Les déjeuners, comme les dîners, sont toujours composés d’une entrée, d’un plat et d’un dessert, à raison de 600 calories par repas. Si on ajoute 300 calories pour le petit déjeuner, cela donne des journées à 1500 calories. Un exemple: Carpaccio de sériole aux agrumes en entrée, Suprême de poulet sans peau sur carpaccio d’asperges et asperges grillées en plat principal et Gaspacho de fruits rouges, sorbet à la menthe en dessert.

Les plats sont conçus pour le plaisir de l’œil et de la bouche. «On doit donner une idée de plaisir pas de frustration», souligne Eric Canino. Pour arriver à si peu de calories pour générer autant de bonheur, le chef a des trucs: «Il faut savoir partager les quantités: on pèse tout, les viandes ou les poissons c’est 80 à 100 grammes maximum, entre 150 et 200 grammes de légumes, et pour les desserts on élimine au maximum le sucre et la crème. Tout a été calculé par des diététiciens.»

Dors

«Ici vous allez faire du sport, vous allez récupérer et surtout vous allez bien dormir, parce que la nutrition le favorise», note Eric Canino. Tout concourt à améliorer la qualité du sommeil: la nutrition, les soins, le sport. «Nous travaillons d’ailleurs sur un projet d’accompagnement au sommeil, de cures spécifiques. Le sommeil est un facteur important pour l’équilibre, qui est souvent négligé dans les spas», explique Marianna Heurtel, directrice du Spa La Réserve à Genève, qui supervise les spas du groupe Michel Reybier Hospitality. A Ramatuelle, on n’a pas grand-chose à faire à part écouter les besoins de son corps et le mettre au repos quand il l’exige. Le cadre l’encourage. S’endormir en regardant la mer…

Aime

Passer à table est l’un des grands moments de la journée. Pour les plats, certes, mais aussi parce qu’on y est accueilli avec un sourire. La majorité des employés du restaurant et de l’hôtel sont des saisonniers. (La Réserve est fermée en hiver). Ils n’ont pas été engagés parce qu’ils étaient les champions du monde du placement de table, mais pour leur belle humeur, leur bienveillance et leur compréhension de ce que le mot service signifie. Les sourires du matin sont presque aussi importants que les pains sans gluten et la confiture sans sucre qui arrivent dans l’assiette.

Au spa aussi. On se sent entouré, accompagné. Le programme sportif est conçu sur mesure: il accompagne les élans et les baisses de régime. «L’idée qui sous-tend nos programmes de cure c’est l’écoute: comprendre le client dans sa globalité afin de lui apporter ce dont il a besoin pour retrouver un équilibre, explique Marianna Heurtel.
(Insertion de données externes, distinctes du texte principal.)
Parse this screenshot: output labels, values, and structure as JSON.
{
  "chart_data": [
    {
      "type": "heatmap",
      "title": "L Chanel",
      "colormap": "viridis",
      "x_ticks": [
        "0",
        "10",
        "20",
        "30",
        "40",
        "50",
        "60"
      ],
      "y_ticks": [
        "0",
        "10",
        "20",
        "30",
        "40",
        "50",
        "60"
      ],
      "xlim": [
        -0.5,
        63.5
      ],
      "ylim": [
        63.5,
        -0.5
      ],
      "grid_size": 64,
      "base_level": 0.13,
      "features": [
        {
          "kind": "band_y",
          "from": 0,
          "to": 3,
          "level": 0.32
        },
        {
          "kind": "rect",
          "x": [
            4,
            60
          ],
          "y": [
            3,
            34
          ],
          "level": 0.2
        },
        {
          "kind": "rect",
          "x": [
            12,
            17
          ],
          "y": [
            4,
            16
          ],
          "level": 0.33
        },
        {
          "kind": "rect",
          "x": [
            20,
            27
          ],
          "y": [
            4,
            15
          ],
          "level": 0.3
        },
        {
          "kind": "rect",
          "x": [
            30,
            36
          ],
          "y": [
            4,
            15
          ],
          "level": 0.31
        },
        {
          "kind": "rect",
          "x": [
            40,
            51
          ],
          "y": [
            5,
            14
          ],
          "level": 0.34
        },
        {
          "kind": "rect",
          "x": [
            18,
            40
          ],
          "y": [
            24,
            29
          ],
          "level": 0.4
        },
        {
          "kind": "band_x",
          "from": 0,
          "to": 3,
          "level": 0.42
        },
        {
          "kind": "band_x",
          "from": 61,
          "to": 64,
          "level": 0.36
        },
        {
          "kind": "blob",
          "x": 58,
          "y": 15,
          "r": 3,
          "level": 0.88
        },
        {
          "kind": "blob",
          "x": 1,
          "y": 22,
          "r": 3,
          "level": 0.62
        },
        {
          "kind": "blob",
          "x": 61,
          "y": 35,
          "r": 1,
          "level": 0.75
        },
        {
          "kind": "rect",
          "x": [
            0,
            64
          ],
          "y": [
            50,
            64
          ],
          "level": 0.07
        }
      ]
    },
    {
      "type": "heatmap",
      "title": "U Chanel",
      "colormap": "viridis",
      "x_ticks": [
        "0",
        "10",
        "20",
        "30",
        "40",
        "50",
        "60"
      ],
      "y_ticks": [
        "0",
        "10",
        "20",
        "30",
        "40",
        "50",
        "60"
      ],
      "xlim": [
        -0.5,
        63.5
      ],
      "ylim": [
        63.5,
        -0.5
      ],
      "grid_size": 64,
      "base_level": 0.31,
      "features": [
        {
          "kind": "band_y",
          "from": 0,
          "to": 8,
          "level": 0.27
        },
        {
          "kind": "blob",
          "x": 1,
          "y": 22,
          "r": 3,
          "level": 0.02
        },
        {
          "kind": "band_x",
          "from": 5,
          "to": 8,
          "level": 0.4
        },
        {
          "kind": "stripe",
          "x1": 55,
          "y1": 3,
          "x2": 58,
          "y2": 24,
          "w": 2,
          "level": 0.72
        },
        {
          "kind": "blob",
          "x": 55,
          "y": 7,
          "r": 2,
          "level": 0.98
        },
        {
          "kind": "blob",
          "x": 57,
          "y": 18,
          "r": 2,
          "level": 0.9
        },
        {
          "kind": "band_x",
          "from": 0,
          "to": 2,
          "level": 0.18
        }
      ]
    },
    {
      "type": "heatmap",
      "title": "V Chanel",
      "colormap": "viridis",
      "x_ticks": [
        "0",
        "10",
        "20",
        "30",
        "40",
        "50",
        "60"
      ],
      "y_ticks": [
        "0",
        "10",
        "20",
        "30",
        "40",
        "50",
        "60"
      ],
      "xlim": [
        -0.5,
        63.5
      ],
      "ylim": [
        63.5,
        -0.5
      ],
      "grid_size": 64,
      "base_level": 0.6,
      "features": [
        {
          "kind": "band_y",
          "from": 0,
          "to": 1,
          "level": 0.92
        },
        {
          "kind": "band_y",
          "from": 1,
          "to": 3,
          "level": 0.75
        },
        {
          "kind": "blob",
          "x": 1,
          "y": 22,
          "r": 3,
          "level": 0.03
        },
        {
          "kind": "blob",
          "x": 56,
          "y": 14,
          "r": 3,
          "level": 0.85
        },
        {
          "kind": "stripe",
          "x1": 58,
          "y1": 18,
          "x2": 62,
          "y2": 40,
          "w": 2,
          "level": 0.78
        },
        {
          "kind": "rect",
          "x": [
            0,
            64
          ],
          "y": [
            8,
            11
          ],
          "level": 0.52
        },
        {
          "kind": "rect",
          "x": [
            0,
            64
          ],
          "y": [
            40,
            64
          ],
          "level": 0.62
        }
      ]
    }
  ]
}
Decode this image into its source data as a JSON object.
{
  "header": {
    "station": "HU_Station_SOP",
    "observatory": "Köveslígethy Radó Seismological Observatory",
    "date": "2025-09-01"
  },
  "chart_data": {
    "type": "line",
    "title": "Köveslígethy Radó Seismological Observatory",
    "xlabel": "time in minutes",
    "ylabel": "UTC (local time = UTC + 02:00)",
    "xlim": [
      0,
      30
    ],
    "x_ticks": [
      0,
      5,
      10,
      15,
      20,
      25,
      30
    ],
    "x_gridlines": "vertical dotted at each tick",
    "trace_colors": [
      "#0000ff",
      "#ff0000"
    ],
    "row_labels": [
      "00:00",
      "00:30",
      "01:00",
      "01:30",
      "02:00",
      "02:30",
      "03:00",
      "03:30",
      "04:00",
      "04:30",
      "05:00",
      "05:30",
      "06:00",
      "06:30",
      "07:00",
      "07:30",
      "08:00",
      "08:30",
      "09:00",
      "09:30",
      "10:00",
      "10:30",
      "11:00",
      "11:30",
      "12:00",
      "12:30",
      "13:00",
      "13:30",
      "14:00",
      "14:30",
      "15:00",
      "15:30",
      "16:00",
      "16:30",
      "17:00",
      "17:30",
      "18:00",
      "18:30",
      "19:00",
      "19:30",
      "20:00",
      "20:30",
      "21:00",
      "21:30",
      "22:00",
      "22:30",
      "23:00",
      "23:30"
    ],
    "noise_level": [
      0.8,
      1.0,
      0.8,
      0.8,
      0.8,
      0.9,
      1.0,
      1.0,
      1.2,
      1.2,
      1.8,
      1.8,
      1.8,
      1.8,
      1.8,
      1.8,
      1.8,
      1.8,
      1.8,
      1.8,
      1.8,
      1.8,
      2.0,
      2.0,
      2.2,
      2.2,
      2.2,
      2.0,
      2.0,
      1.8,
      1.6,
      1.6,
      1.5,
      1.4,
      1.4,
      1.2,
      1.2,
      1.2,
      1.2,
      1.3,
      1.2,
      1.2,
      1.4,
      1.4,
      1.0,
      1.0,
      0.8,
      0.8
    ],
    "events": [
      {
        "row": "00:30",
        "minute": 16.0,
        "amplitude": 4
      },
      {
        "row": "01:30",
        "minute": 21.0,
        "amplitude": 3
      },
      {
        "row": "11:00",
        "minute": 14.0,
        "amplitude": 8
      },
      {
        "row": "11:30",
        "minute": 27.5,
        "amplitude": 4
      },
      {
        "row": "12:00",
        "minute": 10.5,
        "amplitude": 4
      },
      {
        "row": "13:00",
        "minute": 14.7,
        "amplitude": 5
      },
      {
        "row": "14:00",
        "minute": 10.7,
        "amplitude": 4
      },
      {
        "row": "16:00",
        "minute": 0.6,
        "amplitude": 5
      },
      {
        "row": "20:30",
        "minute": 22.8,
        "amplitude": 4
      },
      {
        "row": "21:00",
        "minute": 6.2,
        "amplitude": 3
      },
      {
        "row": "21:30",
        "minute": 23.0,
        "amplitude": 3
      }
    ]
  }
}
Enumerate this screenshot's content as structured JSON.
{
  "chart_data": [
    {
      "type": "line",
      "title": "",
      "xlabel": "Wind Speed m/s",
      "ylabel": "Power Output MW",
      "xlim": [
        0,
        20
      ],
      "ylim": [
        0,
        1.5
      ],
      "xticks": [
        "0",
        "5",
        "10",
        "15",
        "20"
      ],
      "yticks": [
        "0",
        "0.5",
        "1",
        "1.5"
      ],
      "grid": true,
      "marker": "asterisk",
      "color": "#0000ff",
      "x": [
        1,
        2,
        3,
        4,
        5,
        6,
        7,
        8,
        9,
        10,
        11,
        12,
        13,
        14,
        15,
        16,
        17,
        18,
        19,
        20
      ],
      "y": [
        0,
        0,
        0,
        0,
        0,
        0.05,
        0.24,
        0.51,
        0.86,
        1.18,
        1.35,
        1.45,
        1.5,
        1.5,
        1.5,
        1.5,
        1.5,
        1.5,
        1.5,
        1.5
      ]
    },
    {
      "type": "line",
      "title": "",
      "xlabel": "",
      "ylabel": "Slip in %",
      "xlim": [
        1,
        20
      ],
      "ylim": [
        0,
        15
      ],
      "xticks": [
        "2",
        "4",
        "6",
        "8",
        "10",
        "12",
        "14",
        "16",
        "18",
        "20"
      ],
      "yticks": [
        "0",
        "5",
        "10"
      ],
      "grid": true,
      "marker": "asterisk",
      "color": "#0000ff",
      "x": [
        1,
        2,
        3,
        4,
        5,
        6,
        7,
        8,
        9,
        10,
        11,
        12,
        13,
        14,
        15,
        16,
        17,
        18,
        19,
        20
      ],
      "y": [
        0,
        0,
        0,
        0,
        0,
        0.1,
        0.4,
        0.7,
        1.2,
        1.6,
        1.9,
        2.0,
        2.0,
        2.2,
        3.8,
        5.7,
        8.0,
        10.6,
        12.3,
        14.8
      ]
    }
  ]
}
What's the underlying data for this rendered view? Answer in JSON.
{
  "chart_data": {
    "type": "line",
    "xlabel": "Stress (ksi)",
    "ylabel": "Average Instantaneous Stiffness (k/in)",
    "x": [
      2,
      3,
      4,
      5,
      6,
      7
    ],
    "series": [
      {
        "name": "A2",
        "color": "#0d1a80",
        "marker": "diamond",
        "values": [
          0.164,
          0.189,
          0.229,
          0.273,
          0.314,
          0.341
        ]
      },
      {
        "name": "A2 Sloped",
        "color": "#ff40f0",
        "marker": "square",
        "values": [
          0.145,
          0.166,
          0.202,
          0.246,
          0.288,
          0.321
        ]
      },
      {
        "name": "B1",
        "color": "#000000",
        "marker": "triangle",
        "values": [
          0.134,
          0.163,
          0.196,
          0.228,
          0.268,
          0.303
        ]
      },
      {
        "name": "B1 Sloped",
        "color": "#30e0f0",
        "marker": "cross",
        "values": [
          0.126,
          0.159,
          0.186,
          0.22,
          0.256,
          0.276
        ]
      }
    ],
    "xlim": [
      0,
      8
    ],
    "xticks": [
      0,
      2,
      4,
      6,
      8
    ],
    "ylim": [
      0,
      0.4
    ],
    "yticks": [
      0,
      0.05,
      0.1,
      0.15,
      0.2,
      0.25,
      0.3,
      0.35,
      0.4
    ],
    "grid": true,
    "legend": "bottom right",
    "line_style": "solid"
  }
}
On doit cibler les carences. Les clients qui font une cure à La Réserve à Genève ont un «référent» qui les accompagne toute la journée. Une sorte de coach qui va écouter, prendre en compte ses hauts et ses bas pour modifier le programme du jour, qui peut déjeuner ou petit-déjeuner avec la personne si elle se sent seule.» Un concept qui va également être mis sur pied à Ramatuelle. «Actuellement nous accueillons une personne qui fait une cure de trois semaines. Il y a forcément un côté répétitif dans son programme. Et cela peut devenir lassant. On se décourage très vite quand on ne voit pas tout de suite des résultats. La présence d’un tiers est importante.»

Tout concourt à entourer, encadrer la personne, lui faire sentir qu’elle est l’être le plus important du monde pendant quelques jours. Et le pari est sans doute gagné lorsqu’elle devient la personne la plus importante à ses propres yeux.